Now - to make things more complicated - this changes when you use JMS transaction. Recall point 1) of this post. The transaction manager creates its own connection into the broker and it does not cache any created connection. Instead it calls ConnectionFactory.createConnection() when creating a new transaction (this happens for every new message to be consumed) and calls Connection.close() as part of the cleanup routine after each transaction got committed or rolled back.
In addition the PooledConnectionFactory eagerly fills the pool with another connection on every call to createConnection() until it reaches the configured maxConnections limit. So with the configuration above where maxConnections=20, the transaction manager will cause 20 connections being created in the pool as it subsequently calls PooledConnectionFactory.createConnection(). So 20 active connections get created in the pool but only two of these will be used at any time. One connection will be used by the transaction manager and another connection by the Spring consumer. The Spring consumer will use the same connection over its lifetime (due to a cache level > CACHE_NONE) but the tx manager will request a new connection from the pool for every new message.
The effect is that 20 connections are made into the broker and only two of them are ever used at the same time. The Camel log should contain 20 lines of
INFO  FailoverTransport - Successfully connected to tcp://localhost:61616

Therefore the recommendation is to reduce the poolSize to 1 or maximum 2 connections. Using just one connection is fine as then the transaction manager and the Spring consumer can share the same connection. They both get called in sequence and never use the connection in parallel.

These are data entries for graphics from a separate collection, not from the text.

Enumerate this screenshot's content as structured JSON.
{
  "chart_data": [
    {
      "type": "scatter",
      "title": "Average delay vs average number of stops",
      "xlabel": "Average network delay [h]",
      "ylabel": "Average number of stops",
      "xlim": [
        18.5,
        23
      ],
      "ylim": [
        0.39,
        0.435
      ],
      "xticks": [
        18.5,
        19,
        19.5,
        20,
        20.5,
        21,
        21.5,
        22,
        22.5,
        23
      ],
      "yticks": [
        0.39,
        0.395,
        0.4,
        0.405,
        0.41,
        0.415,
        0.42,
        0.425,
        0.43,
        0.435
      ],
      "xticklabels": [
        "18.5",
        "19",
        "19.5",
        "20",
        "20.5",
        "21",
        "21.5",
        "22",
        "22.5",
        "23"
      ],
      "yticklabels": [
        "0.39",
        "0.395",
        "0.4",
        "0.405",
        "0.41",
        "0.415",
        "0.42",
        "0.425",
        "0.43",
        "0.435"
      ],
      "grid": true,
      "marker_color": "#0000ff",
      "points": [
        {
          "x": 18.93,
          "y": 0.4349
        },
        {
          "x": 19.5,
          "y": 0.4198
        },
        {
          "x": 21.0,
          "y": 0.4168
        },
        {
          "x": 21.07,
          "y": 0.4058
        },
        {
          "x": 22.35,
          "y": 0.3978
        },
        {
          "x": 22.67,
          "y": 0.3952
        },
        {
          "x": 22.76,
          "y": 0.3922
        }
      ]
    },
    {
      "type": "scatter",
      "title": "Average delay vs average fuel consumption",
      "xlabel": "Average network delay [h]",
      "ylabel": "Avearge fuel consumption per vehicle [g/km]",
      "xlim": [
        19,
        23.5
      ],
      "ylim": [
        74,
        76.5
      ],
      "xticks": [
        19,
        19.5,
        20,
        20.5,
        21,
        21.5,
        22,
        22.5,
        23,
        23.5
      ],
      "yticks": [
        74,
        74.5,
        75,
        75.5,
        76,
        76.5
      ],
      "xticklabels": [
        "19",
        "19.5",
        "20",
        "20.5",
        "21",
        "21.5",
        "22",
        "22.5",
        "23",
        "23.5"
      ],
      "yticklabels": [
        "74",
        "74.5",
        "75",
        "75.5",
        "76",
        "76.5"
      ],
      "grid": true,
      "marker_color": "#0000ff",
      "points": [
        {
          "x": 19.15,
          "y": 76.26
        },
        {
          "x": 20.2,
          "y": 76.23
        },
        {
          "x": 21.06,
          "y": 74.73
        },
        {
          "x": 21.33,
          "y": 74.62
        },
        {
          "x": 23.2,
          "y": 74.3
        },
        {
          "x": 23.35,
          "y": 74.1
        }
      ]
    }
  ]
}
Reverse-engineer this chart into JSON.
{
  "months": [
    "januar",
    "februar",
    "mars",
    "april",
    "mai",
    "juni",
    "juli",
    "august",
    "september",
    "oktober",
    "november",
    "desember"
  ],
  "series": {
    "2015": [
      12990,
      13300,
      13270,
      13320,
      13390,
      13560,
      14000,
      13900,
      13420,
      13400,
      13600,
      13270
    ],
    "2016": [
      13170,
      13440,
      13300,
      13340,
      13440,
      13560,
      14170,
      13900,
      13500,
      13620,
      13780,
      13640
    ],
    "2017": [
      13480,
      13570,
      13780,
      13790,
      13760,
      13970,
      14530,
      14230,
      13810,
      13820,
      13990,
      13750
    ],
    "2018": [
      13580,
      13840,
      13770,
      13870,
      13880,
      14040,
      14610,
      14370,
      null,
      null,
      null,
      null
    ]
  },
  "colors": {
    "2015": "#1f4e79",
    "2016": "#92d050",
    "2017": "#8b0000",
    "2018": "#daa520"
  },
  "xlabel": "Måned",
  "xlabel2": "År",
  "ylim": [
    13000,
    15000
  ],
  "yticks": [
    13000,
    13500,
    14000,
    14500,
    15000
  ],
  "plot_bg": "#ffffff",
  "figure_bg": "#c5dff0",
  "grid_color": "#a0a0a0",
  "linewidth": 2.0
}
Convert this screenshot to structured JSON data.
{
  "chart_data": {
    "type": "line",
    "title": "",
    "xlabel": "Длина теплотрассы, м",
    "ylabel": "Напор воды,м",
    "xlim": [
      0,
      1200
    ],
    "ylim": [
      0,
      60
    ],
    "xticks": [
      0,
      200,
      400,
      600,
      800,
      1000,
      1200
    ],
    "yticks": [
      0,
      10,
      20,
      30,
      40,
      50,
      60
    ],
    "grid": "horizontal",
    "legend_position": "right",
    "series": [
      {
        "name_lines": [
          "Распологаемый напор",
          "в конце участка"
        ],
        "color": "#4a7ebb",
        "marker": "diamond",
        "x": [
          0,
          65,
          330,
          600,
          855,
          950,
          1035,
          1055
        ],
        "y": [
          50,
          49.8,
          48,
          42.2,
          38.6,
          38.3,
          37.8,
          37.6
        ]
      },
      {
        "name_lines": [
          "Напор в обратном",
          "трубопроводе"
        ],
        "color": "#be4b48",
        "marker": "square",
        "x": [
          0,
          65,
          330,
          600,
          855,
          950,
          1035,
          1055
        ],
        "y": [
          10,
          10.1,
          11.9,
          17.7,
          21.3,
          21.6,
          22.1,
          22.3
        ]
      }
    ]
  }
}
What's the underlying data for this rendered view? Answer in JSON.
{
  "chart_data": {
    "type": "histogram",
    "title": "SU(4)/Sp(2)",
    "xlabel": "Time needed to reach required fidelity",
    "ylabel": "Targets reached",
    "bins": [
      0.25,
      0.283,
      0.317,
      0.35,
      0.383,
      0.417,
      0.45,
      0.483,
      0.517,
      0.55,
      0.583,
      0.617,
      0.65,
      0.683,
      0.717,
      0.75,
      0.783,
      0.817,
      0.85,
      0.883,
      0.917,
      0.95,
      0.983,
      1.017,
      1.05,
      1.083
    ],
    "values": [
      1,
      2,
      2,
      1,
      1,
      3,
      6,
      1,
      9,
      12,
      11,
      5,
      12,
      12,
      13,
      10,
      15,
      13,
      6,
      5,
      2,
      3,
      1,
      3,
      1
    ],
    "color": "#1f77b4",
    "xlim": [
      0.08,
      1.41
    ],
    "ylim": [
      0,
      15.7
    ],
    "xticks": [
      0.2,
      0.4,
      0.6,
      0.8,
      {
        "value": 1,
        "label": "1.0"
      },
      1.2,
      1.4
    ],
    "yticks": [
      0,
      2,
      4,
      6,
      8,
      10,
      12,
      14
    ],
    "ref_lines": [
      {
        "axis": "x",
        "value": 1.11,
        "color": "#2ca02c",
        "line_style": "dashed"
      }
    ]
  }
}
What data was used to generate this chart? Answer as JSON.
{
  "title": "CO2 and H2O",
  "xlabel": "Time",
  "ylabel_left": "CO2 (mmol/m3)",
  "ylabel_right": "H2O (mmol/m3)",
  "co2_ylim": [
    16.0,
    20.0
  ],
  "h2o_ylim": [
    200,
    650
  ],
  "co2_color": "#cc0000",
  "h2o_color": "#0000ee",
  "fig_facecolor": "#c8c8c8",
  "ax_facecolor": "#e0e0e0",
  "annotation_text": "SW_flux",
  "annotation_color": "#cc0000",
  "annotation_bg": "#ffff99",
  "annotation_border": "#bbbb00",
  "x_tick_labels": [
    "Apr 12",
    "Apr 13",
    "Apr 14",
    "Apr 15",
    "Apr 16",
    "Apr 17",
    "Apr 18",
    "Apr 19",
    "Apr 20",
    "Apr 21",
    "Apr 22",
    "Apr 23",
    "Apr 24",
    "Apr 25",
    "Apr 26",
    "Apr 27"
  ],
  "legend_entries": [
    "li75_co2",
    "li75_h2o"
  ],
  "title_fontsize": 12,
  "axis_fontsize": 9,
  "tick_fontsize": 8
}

By reconfiguring the PooledConnectionFactory to only 1 or 2 connections you save heap memory in the Camel route and you also save resources in the ActiveMQ broker (i.e. heap memory and threads as by default there is a thread per connection created in the broker).
Again I am assuming that the PooledConnectionFactory instance is used by only one Camel route and not shared by multiple routes (which is a scenario I have seen quite often with customers). If you deploy multiple Camel routes then it is indeed recommended to share the same PooledConnectionFactory. However then resize the pools maxConnections for 1 connection * the number of Camel routes.

Summary: For each Camel route you only need to configure a PooledConnectionFactory pool size of 1 connection.